« Retour à Reims (fragments) », de Jean-Gabriel Périot : Les damnés de la terre
Avec Retour à Reims (fragments), Jean-Gabriel Périot signe un film-essai audacieux à partir du livre autobiographique de Didier Eribon publié il y a plus de dix ans et devenu un classique.
dans l’hebdo N° 1699 Acheter ce numéro
Le temps passant, Retour à Reims, de Didier Eribon, est devenu un classique. Publié en 2009 (1), ce livre hybride entre autoanalyse et réflexion de sociologie politique a recueilli d’emblée un écho considérable qui n’a fait que se renforcer. Déjà adapté au théâtre, il n’avait jamais été porté au cinéma. C’est désormais le cas avec Retour à Reims (fragments), de Jean-Gabriel Périot, présenté à la Quinzaine des réalisateurs à Cannes en juillet 2021, puis diffusé sur Arte, et désormais sur grand écran.
Le parti pris de Jean-Gabriel Périot a été le suivant. D’une part, donner à entendre le texte d’Eribon, en de larges extraits, par la voix tendue d’Adèle Haenel. L’actrice personnalise aussi une orientation sexuelle minoritaire – qui renvoie à celle du sociologue. Le cinéaste a d’autre part puisé dans des images d’archives. Un procédé dont il s’était déjà servi dans certains de ses précédents films, courts ou longs métrages, dont Une jeunesse allemande, forte évocation des activistes outre-Rhin passés à la lutte armée dans les années 1970 (lire Politis, n° 1373, du 14 octobre 2015).
Pour nombre d’entre elles, il s’agit plus exactement d’extraits de films, y compris de fiction. On relève, entre autres, Zéro de conduite, de Jean Vigo, Celles qui s’en font, de Germaine Dulac, Pourvu qu’on ait l’ivresse, de Jean-Daniel Pollet, L’amour existe, de Maurice Pialat, Le Joli Mai, de Chris Marker, ou encore Chronique d’un été, de Jean Rouch et Edgar Morin. Plusieurs reportages de télévision sont également convoqués, de même que des films militants, réalisés dans les années 1960 et 1970.
Dans la première partie du film, à dominante sociologique, plus le texte contextualise ou généralise à partir du cas de la famille de Didier Eribon, plus la rencontre entre le texte et les images est cinématographiquement féconde.

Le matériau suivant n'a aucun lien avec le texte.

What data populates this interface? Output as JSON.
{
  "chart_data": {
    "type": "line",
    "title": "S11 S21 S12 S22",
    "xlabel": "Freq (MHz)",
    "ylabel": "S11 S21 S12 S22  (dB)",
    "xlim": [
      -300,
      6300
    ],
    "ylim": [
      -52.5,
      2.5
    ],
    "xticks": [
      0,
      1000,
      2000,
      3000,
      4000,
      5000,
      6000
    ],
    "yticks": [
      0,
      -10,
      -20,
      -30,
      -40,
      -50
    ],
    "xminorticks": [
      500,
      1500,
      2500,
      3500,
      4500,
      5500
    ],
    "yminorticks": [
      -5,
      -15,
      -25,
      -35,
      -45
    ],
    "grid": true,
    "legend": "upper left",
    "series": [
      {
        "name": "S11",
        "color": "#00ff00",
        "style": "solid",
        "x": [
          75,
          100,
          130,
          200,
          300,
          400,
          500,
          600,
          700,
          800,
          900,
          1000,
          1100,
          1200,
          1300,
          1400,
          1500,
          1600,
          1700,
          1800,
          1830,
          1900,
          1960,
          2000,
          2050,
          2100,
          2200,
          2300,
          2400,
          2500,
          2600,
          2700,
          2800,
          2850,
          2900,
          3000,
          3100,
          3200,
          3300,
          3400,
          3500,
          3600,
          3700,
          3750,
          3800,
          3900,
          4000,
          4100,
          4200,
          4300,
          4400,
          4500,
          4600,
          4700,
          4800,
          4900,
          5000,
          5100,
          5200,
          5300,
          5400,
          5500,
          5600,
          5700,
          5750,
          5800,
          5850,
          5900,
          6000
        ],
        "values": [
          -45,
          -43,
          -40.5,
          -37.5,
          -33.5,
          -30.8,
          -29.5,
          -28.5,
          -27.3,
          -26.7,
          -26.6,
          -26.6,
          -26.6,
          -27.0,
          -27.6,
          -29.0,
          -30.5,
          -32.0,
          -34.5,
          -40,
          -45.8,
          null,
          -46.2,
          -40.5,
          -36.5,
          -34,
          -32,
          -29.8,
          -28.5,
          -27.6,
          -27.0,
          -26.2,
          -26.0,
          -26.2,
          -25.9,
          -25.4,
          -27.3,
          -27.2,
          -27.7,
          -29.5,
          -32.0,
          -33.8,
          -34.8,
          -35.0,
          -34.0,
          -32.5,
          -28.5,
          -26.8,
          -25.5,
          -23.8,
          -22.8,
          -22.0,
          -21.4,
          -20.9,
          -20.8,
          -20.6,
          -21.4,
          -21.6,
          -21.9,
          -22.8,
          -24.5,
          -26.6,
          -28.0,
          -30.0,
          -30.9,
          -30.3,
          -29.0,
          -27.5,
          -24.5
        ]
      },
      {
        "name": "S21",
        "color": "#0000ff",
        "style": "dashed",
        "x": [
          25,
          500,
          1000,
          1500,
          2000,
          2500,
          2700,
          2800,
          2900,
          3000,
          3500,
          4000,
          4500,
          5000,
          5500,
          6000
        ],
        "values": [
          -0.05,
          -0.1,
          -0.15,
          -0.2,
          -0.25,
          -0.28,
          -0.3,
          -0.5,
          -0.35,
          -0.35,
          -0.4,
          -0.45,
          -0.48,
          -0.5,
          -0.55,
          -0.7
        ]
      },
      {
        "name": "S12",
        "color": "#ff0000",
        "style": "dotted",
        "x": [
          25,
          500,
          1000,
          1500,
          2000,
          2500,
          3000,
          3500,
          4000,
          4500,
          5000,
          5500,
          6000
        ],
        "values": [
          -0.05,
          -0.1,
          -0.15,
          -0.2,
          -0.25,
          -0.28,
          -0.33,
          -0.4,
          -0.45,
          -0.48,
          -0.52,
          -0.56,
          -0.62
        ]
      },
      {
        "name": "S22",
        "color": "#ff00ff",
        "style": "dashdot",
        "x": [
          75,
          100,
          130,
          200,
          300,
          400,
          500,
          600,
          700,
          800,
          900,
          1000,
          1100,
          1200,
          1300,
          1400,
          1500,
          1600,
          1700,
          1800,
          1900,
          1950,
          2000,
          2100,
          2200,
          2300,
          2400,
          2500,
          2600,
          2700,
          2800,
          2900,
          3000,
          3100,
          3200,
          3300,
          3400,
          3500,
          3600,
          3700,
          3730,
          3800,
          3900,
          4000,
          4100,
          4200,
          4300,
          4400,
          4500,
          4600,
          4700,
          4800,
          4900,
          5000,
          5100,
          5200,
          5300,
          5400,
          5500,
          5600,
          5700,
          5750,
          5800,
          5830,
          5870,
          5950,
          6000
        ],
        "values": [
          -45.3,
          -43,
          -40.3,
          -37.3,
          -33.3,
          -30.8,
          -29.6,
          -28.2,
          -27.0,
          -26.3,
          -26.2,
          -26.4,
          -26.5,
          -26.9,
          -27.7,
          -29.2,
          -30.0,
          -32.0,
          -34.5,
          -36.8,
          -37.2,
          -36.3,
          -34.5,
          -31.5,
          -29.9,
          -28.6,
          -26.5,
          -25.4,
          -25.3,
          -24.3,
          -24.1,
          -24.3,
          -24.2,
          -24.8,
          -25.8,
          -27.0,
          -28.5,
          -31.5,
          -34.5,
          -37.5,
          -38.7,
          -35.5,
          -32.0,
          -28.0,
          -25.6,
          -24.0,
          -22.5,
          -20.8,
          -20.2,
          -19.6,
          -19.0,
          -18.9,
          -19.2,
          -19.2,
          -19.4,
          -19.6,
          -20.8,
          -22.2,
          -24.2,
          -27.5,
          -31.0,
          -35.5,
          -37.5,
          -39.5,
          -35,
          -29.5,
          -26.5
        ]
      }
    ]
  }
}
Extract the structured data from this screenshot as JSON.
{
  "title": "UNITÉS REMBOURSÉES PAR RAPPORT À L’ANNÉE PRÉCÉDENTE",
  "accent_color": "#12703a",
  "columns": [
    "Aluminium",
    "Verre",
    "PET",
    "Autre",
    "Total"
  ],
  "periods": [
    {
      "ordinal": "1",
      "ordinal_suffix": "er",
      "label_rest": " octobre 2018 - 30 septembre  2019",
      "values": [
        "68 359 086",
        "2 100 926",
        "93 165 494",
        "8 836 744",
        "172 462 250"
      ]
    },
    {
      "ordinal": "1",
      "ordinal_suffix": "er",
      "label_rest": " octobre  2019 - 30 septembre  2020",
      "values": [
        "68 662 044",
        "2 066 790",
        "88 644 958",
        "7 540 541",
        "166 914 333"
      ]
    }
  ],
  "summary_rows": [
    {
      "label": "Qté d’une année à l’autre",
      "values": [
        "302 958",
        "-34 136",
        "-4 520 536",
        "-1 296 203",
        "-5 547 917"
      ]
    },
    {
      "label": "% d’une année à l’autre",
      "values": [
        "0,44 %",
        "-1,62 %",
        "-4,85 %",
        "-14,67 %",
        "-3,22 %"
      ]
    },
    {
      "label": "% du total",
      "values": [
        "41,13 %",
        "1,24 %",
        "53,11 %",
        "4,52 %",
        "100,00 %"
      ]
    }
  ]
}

Les mots trouvent leur incarnation à travers les personnages apparaissant à l’écran. Ce sont une majorité de femmes prolétaires qui témoignent de leur existence d’épouses, de mères, et souvent d’ouvrières ou de femmes de ménage. La violence de l’exploitation capitaliste et patriarcale, (d)énoncée par le sociologue dans Retour à Reims, n’a plus rien d’abstrait : elle est tangible, palpable jusque sur le visage de ces femmes. Le parti pris esthétique du cinéaste permet d’éliminer toute position de surplomb : ce n’est pas un film sur elles, mais avec elles.
La seconde partie s’intéresse au vote de ces masses, passées du Parti communiste au Front national, après dilution de la conscience de classe, dont la gauche de gouvernement est désignée comme grandement responsable. Dès lors, le film devient lui-même plus théorique : la chair du réel s’efface pour laisser place à un discours. On sent que Jean-Gabriel Périot, adepte d’« un cinéma politique qui interroge de manière critique le monde tout en restant dans une inventivité formelle (2) », cherche à s’écarter de la simple illustration du texte. Des réminiscences godardiennes sont repérables (Tout est bien, film de la période mao de Godard, est d’ailleurs cité), qui pourraient créer un espace entre ce qui est dit et ce qui est montré. Ces tentatives ne sont pas toujours convaincantes. Et Retour à Reims (fragments) finit par assumer la forme traditionnelle du film-tract, avec une vision très volontariste sur l’espoir soulevé notamment par le mouvement des gilets jaunes. Cette perspective résonne étrangement aujourd’hui où les positions d’extrême droite, tous partis confondus, ont gagné plus d’un tiers de l’électorat.
(1) Fayard, repris en « Champs Essais » en 2010.
(2) Ce que peut le cinéma, conversation entre Jean-Gabriel Périot et Alain Brossat, La Découverte, 2018.